Transcranial ultrasound combined with intravenous metformin-loaded oxygenated microbubbles attenuates noise-induced hearing loss in mice

Noise-induced hearing loss (NIHL) involves a biphasic pathophysiology. Intense noise exposure causes immediate cochlear vasoconstriction and ischemia, leading to transient hypoxia. Subsequent reperfusion triggers excess reactive oxygen species (ROS) production, resulting in oxidative stress and hair cell injury. This study therefore developed two oxygenated albumin microbubble (OMB) formulations-ionic-bond metformin-coated (iMet-OMBs) and covalent-bond metformin-encapsulated (cMet-OMBs)-and combined them with transcranial ultrasound (US) to enhance targeted delivery to the cochlea. This approach aims to provide transient oxygen supplementation while simultaneously reducing ROS-mediated injury. Microbubbles were characterized for morphology, oxygen loading, and metformin content. Based on their superior stability and drug-loading profile, cMet-OMBs were selected for in vivo evaluation. In a mouse NIHL model, animals were administered cMet-OMBs systemically via retro-orbital injection, followed by US triggering over the temporal bone. Auditory brainstem response (ABR) thresholds, cochlear oxygen tension, and outer hair cell (OHC) survival were assessed. US-mediated cMet-OMBs rupture transiently increased intracochlear oxygen tension, counteracting early hypoxia after noise exposure. Metformin released from cMet-OMBs attenuated ROS production through mitochondrial complex I inhibition and antioxidant pathway activation. Mice treated with cMet-OMBs + US showed significantly lower ABR threshold shifts and better OHC preservation compared with controls.

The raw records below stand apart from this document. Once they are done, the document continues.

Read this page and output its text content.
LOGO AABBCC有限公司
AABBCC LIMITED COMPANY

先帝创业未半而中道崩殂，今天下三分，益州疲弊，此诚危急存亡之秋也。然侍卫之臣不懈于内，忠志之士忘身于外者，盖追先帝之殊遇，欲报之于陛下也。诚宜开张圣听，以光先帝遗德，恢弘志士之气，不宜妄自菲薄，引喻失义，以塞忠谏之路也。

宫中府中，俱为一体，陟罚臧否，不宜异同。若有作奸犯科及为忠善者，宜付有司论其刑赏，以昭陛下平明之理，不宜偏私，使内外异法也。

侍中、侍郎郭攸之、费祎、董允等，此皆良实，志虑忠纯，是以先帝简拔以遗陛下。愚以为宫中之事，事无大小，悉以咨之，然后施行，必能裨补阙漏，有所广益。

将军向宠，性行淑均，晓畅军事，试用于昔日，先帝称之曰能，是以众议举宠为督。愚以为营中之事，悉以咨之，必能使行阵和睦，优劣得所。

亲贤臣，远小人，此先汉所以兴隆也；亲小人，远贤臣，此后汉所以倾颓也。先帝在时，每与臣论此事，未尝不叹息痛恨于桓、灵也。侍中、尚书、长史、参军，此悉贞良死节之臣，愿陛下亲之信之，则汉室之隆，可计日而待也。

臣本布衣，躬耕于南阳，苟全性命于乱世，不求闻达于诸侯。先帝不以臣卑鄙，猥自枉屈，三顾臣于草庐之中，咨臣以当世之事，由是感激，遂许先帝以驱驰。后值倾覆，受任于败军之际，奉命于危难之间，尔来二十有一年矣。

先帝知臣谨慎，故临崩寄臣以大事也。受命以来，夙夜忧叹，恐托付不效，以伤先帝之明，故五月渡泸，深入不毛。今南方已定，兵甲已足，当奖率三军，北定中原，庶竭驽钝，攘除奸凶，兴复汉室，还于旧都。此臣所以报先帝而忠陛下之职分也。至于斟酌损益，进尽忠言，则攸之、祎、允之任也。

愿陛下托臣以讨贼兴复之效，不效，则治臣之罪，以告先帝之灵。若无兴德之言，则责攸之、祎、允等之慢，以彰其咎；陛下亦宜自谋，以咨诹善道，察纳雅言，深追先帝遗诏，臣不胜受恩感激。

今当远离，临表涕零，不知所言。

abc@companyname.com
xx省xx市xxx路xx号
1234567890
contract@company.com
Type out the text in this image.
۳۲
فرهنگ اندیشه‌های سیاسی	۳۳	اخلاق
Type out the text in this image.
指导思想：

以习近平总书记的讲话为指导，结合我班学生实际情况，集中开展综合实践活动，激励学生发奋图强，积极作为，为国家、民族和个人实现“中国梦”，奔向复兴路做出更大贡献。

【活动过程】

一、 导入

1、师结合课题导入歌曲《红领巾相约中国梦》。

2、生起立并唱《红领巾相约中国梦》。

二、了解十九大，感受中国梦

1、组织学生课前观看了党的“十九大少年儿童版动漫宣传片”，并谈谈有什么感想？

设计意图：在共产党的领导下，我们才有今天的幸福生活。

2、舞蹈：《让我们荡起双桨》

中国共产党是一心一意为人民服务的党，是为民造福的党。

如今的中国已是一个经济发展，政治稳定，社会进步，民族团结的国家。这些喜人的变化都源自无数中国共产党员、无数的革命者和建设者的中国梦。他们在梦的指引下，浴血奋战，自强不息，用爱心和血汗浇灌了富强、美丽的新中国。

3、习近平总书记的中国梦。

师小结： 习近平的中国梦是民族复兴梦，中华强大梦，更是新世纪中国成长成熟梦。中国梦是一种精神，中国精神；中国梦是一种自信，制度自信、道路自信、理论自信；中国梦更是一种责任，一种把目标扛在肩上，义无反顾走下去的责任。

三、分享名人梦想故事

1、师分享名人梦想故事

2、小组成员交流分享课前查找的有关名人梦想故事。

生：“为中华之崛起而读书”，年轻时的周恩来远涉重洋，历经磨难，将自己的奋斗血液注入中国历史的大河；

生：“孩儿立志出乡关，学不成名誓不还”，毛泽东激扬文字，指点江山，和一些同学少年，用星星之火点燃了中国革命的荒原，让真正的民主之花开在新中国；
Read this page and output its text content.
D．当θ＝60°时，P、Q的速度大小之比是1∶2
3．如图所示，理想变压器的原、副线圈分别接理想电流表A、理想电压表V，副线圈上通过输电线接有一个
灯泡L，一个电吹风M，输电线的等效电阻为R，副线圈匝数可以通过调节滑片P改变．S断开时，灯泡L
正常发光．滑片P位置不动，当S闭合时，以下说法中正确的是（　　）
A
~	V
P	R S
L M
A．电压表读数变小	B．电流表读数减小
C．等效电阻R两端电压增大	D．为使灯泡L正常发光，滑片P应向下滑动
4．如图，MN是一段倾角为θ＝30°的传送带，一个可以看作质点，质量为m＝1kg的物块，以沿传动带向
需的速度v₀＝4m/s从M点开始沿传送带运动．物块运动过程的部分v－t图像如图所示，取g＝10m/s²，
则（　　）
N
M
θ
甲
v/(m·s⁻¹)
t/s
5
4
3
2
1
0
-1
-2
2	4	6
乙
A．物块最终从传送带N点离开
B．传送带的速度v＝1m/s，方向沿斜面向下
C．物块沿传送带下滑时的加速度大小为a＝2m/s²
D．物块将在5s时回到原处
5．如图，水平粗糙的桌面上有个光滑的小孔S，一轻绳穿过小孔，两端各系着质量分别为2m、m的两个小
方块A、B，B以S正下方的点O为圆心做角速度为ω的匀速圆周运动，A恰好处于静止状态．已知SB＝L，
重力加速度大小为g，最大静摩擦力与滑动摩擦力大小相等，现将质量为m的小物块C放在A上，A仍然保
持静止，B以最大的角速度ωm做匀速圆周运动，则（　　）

This dual-action strategy combines transient oxygen supplementation from OMBs with sustained antioxidant protection from metformin. While oxygen delivery raises intracochlear oxygen tension, metformin suppresses ROS generation through mitochondrial complex I inhibition and AMPK/Nrf2 activation. This controlled, US-triggered release achieves net cochlear protection against NIHL without excessive oxidative burden.